In an effort to tame notoriously bad handling, with cars frequently wheelstanding or sideways, engine-mounted wings were state of the art in the 1960s, appearing on, among others, Yellow Submarine, run by Hunter-Lewis-Perry; driven by Tim Perry, it turned in a best pass of 7.19 at 203 mph.

Altereds were highly popular in the 1960s and 1970s. Despite the popularity of Altereds, NHRA eliminated the Altered Eliminator category in 1972, and eventually moved them into the NHRA's Competition Eliminator category which features any number of cars. There are over 40 classes of Altereds and Street Rods today, all based on vehicle and engines. Currently, Altereds may start as sub-2000cc 4-cylinder engines such as the Formula F Ford Kent engine (AA or BB/AF and H/EA). At the 1977 Winternationals in Pomona, California, more than 75 altereds contested for the Competition Eliminator title. Among them was Ed Prout, who brought his A/Altered from Connecticut. Yet by 1977, they had begun to be supplanted by Funny Car and Pro Stock. As late as that, however, John Lingenfelter was racing a B/Econo Altered (rebodied from Bob Glidden's 1976 Pro Stock car) in Comp Eliminator. Richard Hartman, a crew chief for NHRA Funny Car driver Tim Wilkerson, rebodied a former Wilkerson Funny Car chassis into an Altered, reaching 4.92 seconds in the quarter-mile with a terminal velocity of 304.53 MPH. It is the fastest quarter-mile car currently in the NHRA, as Top Fuel and Funny Car both run only to 1,000 feet.

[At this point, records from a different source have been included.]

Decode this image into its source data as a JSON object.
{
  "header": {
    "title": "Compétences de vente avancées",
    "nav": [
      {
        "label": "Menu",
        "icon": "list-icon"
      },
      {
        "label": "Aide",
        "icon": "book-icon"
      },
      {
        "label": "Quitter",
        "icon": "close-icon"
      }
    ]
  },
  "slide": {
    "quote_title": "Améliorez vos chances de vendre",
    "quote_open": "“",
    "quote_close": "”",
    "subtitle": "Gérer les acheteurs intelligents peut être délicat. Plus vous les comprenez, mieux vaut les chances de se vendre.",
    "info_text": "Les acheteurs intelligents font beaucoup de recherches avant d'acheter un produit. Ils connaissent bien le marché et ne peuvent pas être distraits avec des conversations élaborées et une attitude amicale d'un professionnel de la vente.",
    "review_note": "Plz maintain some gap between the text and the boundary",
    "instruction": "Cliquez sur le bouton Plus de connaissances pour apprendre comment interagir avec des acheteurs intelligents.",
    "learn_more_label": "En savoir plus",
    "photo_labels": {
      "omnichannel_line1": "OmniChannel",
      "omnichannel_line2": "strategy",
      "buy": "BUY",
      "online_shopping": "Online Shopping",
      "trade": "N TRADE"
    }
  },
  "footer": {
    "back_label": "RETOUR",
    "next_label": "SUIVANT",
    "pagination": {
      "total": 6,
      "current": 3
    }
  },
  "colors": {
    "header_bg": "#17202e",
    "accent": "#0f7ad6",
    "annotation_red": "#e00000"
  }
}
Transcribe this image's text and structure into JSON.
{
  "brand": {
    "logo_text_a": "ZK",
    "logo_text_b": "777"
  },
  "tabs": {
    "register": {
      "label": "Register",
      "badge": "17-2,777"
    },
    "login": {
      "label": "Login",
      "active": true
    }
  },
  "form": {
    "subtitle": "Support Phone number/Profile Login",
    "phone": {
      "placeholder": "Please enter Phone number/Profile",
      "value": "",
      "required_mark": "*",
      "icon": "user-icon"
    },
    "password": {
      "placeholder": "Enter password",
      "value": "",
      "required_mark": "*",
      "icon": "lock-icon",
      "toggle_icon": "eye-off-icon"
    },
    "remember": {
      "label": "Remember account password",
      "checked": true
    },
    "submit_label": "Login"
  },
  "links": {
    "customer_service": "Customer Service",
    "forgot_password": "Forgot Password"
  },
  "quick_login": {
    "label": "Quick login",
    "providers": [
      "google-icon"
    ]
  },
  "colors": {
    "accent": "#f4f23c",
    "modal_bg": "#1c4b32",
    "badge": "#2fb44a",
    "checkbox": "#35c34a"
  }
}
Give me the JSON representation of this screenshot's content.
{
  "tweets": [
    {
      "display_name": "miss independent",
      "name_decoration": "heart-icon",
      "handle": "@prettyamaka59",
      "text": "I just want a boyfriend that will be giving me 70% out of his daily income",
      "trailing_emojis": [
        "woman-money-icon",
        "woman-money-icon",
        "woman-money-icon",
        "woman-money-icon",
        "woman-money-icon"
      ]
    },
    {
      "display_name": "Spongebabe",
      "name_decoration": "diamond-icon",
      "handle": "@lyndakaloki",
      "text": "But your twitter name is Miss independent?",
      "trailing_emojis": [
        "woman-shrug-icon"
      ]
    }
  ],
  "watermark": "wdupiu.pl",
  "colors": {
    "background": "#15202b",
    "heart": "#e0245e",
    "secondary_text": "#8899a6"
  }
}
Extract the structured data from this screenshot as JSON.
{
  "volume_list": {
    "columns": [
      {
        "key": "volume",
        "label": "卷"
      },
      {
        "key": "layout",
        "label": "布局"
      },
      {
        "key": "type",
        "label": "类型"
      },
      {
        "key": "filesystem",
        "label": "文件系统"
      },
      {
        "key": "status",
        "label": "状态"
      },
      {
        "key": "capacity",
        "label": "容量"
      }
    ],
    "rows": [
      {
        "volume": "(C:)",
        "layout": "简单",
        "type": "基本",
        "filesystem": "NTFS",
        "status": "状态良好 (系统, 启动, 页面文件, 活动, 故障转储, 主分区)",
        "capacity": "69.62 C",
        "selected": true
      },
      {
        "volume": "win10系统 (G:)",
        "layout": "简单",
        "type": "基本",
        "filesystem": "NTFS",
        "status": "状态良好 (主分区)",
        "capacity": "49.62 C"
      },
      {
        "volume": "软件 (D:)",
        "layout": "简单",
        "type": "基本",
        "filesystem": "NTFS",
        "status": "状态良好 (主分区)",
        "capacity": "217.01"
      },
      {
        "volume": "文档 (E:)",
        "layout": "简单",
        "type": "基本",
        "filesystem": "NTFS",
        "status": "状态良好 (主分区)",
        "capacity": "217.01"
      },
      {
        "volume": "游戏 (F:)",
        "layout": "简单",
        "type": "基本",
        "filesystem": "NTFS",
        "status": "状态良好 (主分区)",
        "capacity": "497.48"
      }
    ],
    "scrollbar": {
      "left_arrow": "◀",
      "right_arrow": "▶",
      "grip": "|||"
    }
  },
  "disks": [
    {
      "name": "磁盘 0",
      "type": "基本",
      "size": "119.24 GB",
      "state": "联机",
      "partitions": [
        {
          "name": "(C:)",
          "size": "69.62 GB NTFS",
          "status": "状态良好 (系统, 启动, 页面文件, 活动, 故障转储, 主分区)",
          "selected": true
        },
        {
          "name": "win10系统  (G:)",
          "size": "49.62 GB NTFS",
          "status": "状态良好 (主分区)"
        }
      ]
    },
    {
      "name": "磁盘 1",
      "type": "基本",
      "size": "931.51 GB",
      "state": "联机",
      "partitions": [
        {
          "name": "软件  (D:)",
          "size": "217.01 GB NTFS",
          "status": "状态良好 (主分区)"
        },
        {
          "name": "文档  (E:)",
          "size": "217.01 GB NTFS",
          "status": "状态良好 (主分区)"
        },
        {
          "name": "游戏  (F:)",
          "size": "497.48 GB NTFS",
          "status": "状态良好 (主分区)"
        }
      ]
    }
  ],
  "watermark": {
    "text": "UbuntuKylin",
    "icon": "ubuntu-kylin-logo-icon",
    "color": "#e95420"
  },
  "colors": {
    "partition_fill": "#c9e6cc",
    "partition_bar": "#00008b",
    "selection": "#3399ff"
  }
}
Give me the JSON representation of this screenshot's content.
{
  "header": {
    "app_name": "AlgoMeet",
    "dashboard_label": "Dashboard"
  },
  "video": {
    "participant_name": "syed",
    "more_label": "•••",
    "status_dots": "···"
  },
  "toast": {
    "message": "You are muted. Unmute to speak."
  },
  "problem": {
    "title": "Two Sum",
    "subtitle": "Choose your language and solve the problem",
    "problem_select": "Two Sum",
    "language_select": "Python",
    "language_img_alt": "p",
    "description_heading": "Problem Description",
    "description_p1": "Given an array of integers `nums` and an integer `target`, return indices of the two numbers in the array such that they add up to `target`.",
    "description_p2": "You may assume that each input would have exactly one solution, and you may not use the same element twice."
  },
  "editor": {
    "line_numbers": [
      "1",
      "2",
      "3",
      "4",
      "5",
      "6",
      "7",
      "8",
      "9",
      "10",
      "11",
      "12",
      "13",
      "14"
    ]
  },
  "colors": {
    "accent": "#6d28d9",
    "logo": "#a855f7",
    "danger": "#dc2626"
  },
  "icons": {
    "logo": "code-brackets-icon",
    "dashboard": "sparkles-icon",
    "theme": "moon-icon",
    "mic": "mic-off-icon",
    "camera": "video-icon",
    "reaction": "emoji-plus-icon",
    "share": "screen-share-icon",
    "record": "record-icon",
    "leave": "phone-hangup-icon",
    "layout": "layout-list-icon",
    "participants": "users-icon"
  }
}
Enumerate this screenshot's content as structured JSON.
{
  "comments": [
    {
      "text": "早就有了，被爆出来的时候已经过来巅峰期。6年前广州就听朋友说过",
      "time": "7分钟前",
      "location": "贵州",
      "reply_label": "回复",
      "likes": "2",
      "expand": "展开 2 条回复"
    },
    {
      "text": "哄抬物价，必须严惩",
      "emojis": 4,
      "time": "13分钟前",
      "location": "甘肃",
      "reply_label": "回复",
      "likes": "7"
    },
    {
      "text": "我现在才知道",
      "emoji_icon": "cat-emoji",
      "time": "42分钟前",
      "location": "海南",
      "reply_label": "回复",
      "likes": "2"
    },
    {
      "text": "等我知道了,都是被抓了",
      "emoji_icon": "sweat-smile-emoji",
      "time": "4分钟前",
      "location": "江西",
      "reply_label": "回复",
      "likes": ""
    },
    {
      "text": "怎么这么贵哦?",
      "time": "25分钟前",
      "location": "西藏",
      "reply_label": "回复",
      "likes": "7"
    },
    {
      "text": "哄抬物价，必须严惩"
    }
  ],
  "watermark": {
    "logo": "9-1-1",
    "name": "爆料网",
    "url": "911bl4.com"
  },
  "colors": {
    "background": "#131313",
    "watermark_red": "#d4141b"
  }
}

A number of altereds drivers retired when NHRA eliminated the class, while others, like Geisler, moved to Funny Car. Some continued to run nostalgia, exhibition, or Competition Eliminator cars, such as Benjamin, who is now an owner.

== Named cars ==
- Beaver Hunter, AA/FA, driven by Henry Harrison
- Climax, AA/FA, driven by Ray Higley
- High Heaven, AA/FA, driven by Cal Jackson
- Instant T, FA, driven by Dennis Geisler
- Lo Blow II, FA, driven by Tom Ferraro
- Magnificent 7, AA/FA, driven by Leroy Chadderton
- The Mob, AA/FA, driven by Ed Moore
- Nanook, AA/FA, driven by Ed Moore
- Pure Heaven, AA/FA, driven by Leon Fitzgerald
- Pure Hell, AA/FA, driven by Dale Emery
- Rat Trap, AA/FA, driven by Butch Pipins
- The Savage, AA/FA, driven by Lee Lebaron
- Walt's Puffer II, A/FA, driven by Walt Knoch, Jr.
- Wild Cherry, A/Econo Altered, driven by Daniel Cyr
- Wild Wild West, AA/FA, driven by Jimmy West
- Winged Express, AA/FA, driven by "Wild Willie" Borsch
- Yellow Submarine, AA/FA, driven by Tim Perry

== Sources ==
- McClurg, Bob. Diggers, Funnies, Gassers and Altereds: Drag Racing's Golden Age. North Branch, MN: CarTech Inc, 2013.